这些点,有些是城中废弃的古井,有些是漕运码头的排污口,有些则是人迹罕至的野陂塘。
它们看似毫无关联,但都有一个共同点——它们都与城市的水源命脉,有着千丝万缕的联系。
仿佛有一张无形的巨网,早已在他们看不见的地方悄然张开。
朔方的水井,只是这张网上被点燃的第一个节点。
“这不是巧合。”徐惠的声音有些颤,她指着图上那些叠合后的标记点,“殿下请看,这些点若都如朔方一般,被人投入‘药引’,那么……”
她没有说下去,但意思不言而喻。
那将是比朔方军营惨烈百倍的人间地狱。
李承乾的脸色前所未有的阴沉。
他盯着那张复杂的地图,脑中飞运转。
敌人非常聪明,他们没有选择在守备森严的宫城或是达官显贵聚居的坊区下手,而是选择了这些最容易被忽视,却又最能致命的地方。
他们深知,水,是生命之源,也是传播死亡最快的媒介。
“他们不是想削弱我们的军队,”李承乾的手指,缓缓划过图纸上那些标记点,声音低沉而冰冷,“他们是想从根上,烂掉整个大唐。”
烛火“噼啪”一声,爆出一朵灯花。
摇曳的光影里,李承承的目光最终落在了图上几个特殊的区域——那里没有高门大院,没有繁华市集,只有密密麻麻、如同蚁巢般挤在一起的民居。
那是长安城里最贫穷、最拥挤、卫生也最差的地方。
这些地方的百姓,平日里饮用的,正是来自那些最容易被污染的河渠与浅井的水。
如果说朔方之疫是一场针对大唐铁拳的精准打击,那么下一步,敌人要做的,就是一场无差别、大范围的屠杀。
他们要攻击的,不再是帝国的盾牌,而是帝国的基石——那些最无力、最脆弱,也最容易被遗忘的百姓。

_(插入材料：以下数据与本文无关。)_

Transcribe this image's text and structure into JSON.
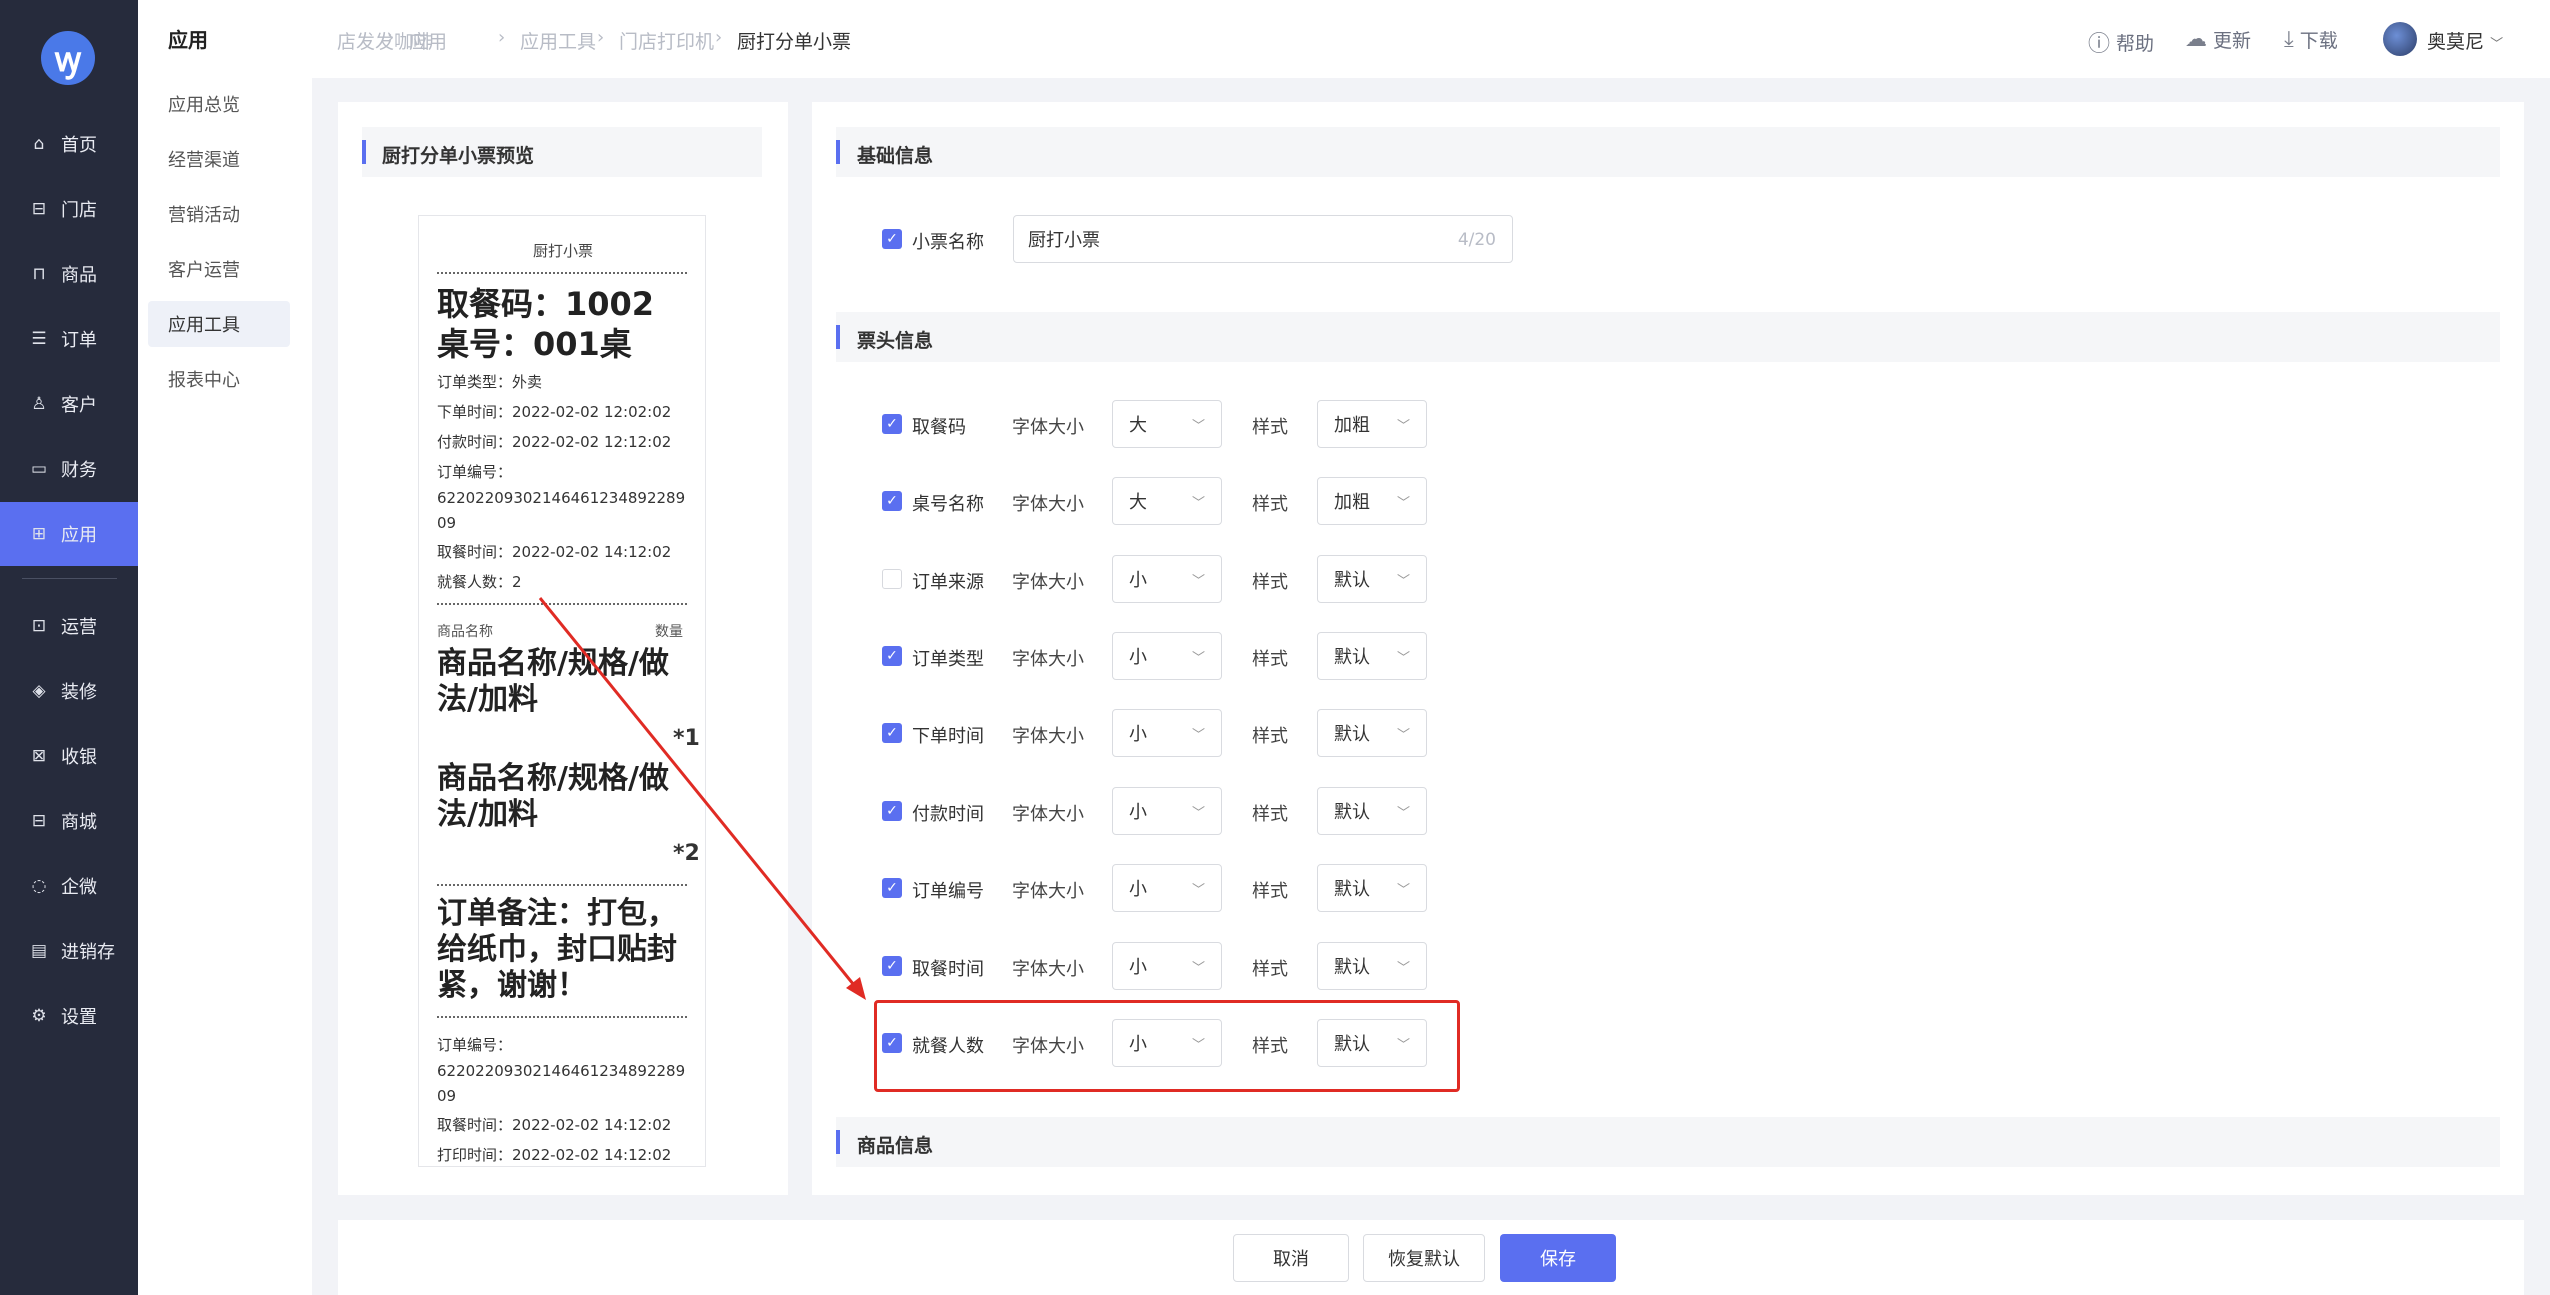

他猛地抬起头,他知道了,他知道敌人下一个目标会是哪里,会是什么样的景象了。
那将不再是军营中令人猝不及防的“热瘴”,而是一种更阴险、更刁钻,专门欺凌弱者的瘟疫。
“传令下去,”他的声音不大,却透着一股不容置疑的决断,“让武媚娘的灯疫令,即刻在京畿各县推行。
不,范围要更大,沿运河、漕渠所经的所有州、县,一体遵行!同时,命人查所有官井、民井的水质,重点排查贫民聚居之所。告诉他们,这不是防病,是防人。”
徐惠与薛仁贵心头一凛,齐声应诺。
他们从太子的话语里,嗅到了一股山雨欲来的血腥味。
东宫的灯火彻夜未熄,而在城市的另一端,无数盏红灯在夜风中摇曳。
百姓们尚不知晓,一场更大的灾祸,正沿着他们赖以为生的水道,悄无声息地向上游蔓延。
新的“药引”已经备好,只待一个合适的时机,便会投入新的水源,引爆一场针对帝国软肋的、更为惨烈的瘟疫风暴。